Of course I neglected it, I hate trekking to doctors whose clinics are way off, and where I sit and wait looking at year-old magazines... I am also not too fond of over-devoted friends like Sarah, who became a pain in the neck and called me every day saying:
 
“Well, did you see the doctor?”
 
I had excuses, like my cousin would be isiting me, I always have a cousin visiting me when I need an excuse for something, or I have to visit sick friends, or I have to take my radio to the repair shop, the excuse of having to wait for an electrician or a TV man has been used too often.. And then I finally ran out of excuses and Sarah was really driving me up a tree.
 
So I went to see the doctor. He looked at my x-ray with a very serious expression on his face.
 
“What? What?, I cried, am I going to die?”
 
“No, he assured me, but I see you have an old fracture on your spine, maybe 30 or 40 years old!”
 
Can’t be, I insisted, I don’t remember falling or getting hurt, even as far back as 30 years,, and why should a fracture keep silent for 30 years, not say anything at all and then suddenly decide to speak up?”
 
“This is between you and your fracture, said the doctor, but I’ll send you to some physiotherapy!”
 
Two weeks later, and to Sarah’s great delight, I went to physiotherapy. A young and very pretty physiotherapist by the name of Iris received me.

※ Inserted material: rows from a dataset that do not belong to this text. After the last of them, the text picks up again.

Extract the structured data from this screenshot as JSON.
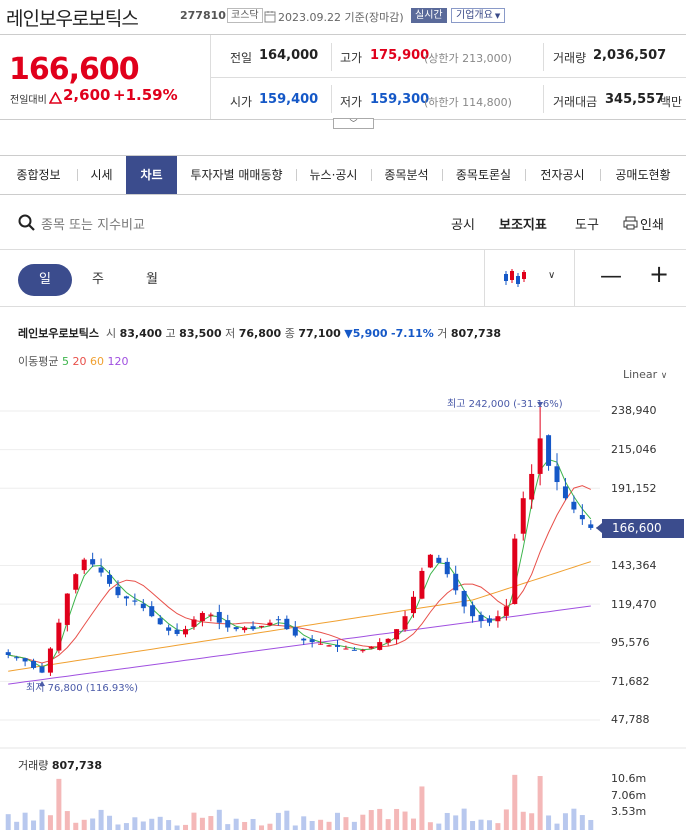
{
  "header": {
    "stock_name": "레인보우로보틱스",
    "stock_code": "277810",
    "market": "코스닥",
    "date": "2023.09.22",
    "date_suffix": "기준(장마감)",
    "realtime": "실시간",
    "company_info": "기업개요"
  },
  "quote": {
    "price": "166,600",
    "diff_label": "전일대비",
    "diff_value": "2,600",
    "diff_pct": "+1.59%",
    "prev_close_label": "전일",
    "prev_close": "164,000",
    "high_label": "고가",
    "high": "175,900",
    "upper_limit": "(상한가 213,000)",
    "volume_label": "거래량",
    "volume": "2,036,507",
    "open_label": "시가",
    "open": "159,400",
    "low_label": "저가",
    "low": "159,300",
    "lower_limit": "(하한가 114,800)",
    "amount_label": "거래대금",
    "amount": "345,557",
    "amount_unit": "백만"
  },
  "tabs": [
    "종합정보",
    "시세",
    "차트",
    "투자자별 매매동향",
    "뉴스·공시",
    "종목분석",
    "종목토론실",
    "전자공시",
    "공매도현황"
  ],
  "active_tab": "차트",
  "search": {
    "placeholder": "종목 또는 지수비교"
  },
  "tools": {
    "disclosure": "공시",
    "indicators": "보조지표",
    "tool": "도구",
    "print": "인쇄"
  },
  "period": {
    "day": "일",
    "week": "주",
    "month": "월",
    "active": "일"
  },
  "chart_info": {
    "name": "레인보우로보틱스",
    "open_label": "시",
    "open": "83,400",
    "high_label": "고",
    "high": "83,500",
    "low_label": "저",
    "low": "76,800",
    "close_label": "종",
    "close": "77,100",
    "change": "▼5,900",
    "change_pct": "-7.11%",
    "volume_label": "거",
    "volume": "807,738",
    "ma_label": "이동평균",
    "ma5": "5",
    "ma20": "20",
    "ma60": "60",
    "ma120": "120",
    "scale": "Linear"
  },
  "annotations": {
    "high": "최고 242,000 (-31.16%)",
    "low": "최저 76,800 (116.93%)"
  },
  "volume_info": {
    "label": "거래량",
    "value": "807,738"
  },
  "colors": {
    "up": "#e0001b",
    "down": "#1558c7",
    "ma5": "#3cb44b",
    "ma20": "#e8504a",
    "ma60": "#f0a030",
    "ma120": "#a050e0",
    "accent": "#3b4c8d"
  },
  "chart_data": {
    "type": "candlestick",
    "y_ticks": [
      238940,
      215046,
      191152,
      166600,
      143364,
      119470,
      95576,
      71682,
      47788
    ],
    "ylim": [
      35000,
      250000
    ],
    "volume_ticks": [
      "10.6m",
      "7.06m",
      "3.53m"
    ],
    "current_price": "166,600",
    "series_close_approx": [
      88000,
      86000,
      84000,
      80000,
      77100,
      92000,
      108000,
      126000,
      138000,
      147000,
      144000,
      139000,
      132000,
      125000,
      123000,
      121000,
      117000,
      112000,
      107000,
      103000,
      101000,
      104000,
      110000,
      114000,
      113000,
      108000,
      105000,
      104000,
      105000,
      104000,
      106000,
      108000,
      110000,
      104000,
      100000,
      97000,
      96000,
      95000,
      94000,
      93000,
      92000,
      91000,
      91000,
      93000,
      96000,
      98000,
      104000,
      112000,
      124000,
      140000,
      150000,
      145000,
      138000,
      128000,
      118000,
      112000,
      109000,
      108000,
      112000,
      118000,
      160000,
      185000,
      200000,
      222000,
      205000,
      195000,
      185000,
      178000,
      172000,
      166600
    ]
  }
}
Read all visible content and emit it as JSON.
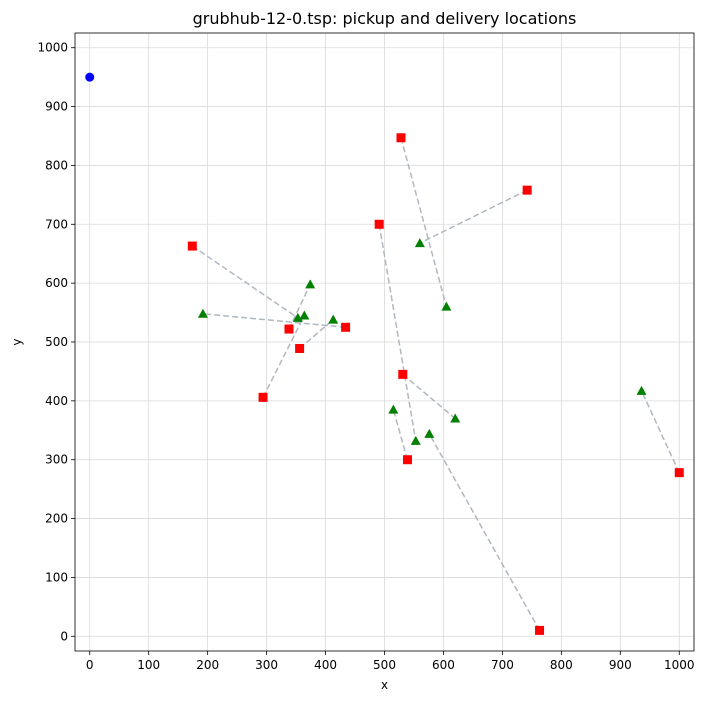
{
  "chart_data": {
    "type": "scatter",
    "title": "grubhub-12-0.tsp: pickup and delivery locations",
    "xlabel": "x",
    "ylabel": "y",
    "xlim": [
      -25,
      1025
    ],
    "ylim": [
      -25,
      1025
    ],
    "xticks": [
      0,
      100,
      200,
      300,
      400,
      500,
      600,
      700,
      800,
      900,
      1000
    ],
    "yticks": [
      0,
      100,
      200,
      300,
      400,
      500,
      600,
      700,
      800,
      900,
      1000
    ],
    "grid": true,
    "colors": {
      "depot": "#0000ff",
      "pickup": "#ff0000",
      "delivery": "#008000",
      "link": "#b0b8c0",
      "grid": "#d9d9d9"
    },
    "depot": {
      "x": 0,
      "y": 950
    },
    "pickups": [
      {
        "x": 528,
        "y": 847
      },
      {
        "x": 742,
        "y": 758
      },
      {
        "x": 174,
        "y": 663
      },
      {
        "x": 491,
        "y": 700
      },
      {
        "x": 338,
        "y": 522
      },
      {
        "x": 434,
        "y": 525
      },
      {
        "x": 356,
        "y": 489
      },
      {
        "x": 294,
        "y": 406
      },
      {
        "x": 531,
        "y": 445
      },
      {
        "x": 539,
        "y": 300
      },
      {
        "x": 1000,
        "y": 278
      },
      {
        "x": 763,
        "y": 10
      }
    ],
    "deliveries": [
      {
        "x": 605,
        "y": 560
      },
      {
        "x": 560,
        "y": 668
      },
      {
        "x": 353,
        "y": 541
      },
      {
        "x": 553,
        "y": 332
      },
      {
        "x": 374,
        "y": 598
      },
      {
        "x": 192,
        "y": 548
      },
      {
        "x": 413,
        "y": 538
      },
      {
        "x": 364,
        "y": 545
      },
      {
        "x": 620,
        "y": 370
      },
      {
        "x": 515,
        "y": 385
      },
      {
        "x": 936,
        "y": 417
      },
      {
        "x": 576,
        "y": 344
      }
    ]
  }
}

“When does your back hurt, what causes it to hurt?”
 
“That’s why I am here, you tell me!”
 
I informed her that I do some kind of sports every day, working out in the gym, light aerobics, swimming, yoga!”
 
“I do yoga too, she told me, what exactly do you do in your yoga class?”
 
I stood in front of her and demonstrated some exercises starting with the ‘downward dog’ and going on from there!
 
“Wow, she exclaimed , I could never do that!!! Show me some more, maybe I will learn some of them and do them at home!”
 
She sat down and I stood up and kept on demonstrating my yoga. Suddenly it occurred to me that our roles were somehow reversed, she sat there learning and I stood there teaching.
 
At on moment she remembered her duty and said:
 
“Let’s stop now and I will apply some electrical vacuum to your back, you just lie down on your stomach!”
 
I lied down on my stomach, the table had a hole for my face so that I could breathe.
 
The breathing was no problem, but restlessness was. The girl set the clock to twenty minutes and it’s unbelievable how long 20 minutes can last! I was lying there looking down that hole and counting the minutes until release. I felt trapped, imprisoned, deprived of my living space and miserable all along. Iris was treating somebody else in the adjoining room.
 
“Iris, I shouted, I’ve got enough! I want out of here!”
 
“You are such a nice woman, said Iris, but you are a terrible patient! All I want is to help you!”
 
I jumped down from the table which caused another exclamation of admiration from Iris.
 
“You jumped down, you jumped down, I can’t believe it!”
 
Has she helped me? I really don’t know!
 
My back still hurts a bit, but when I threaten it that I will take it to Iris again, it calms down. Seems I’ll have to manage on my own.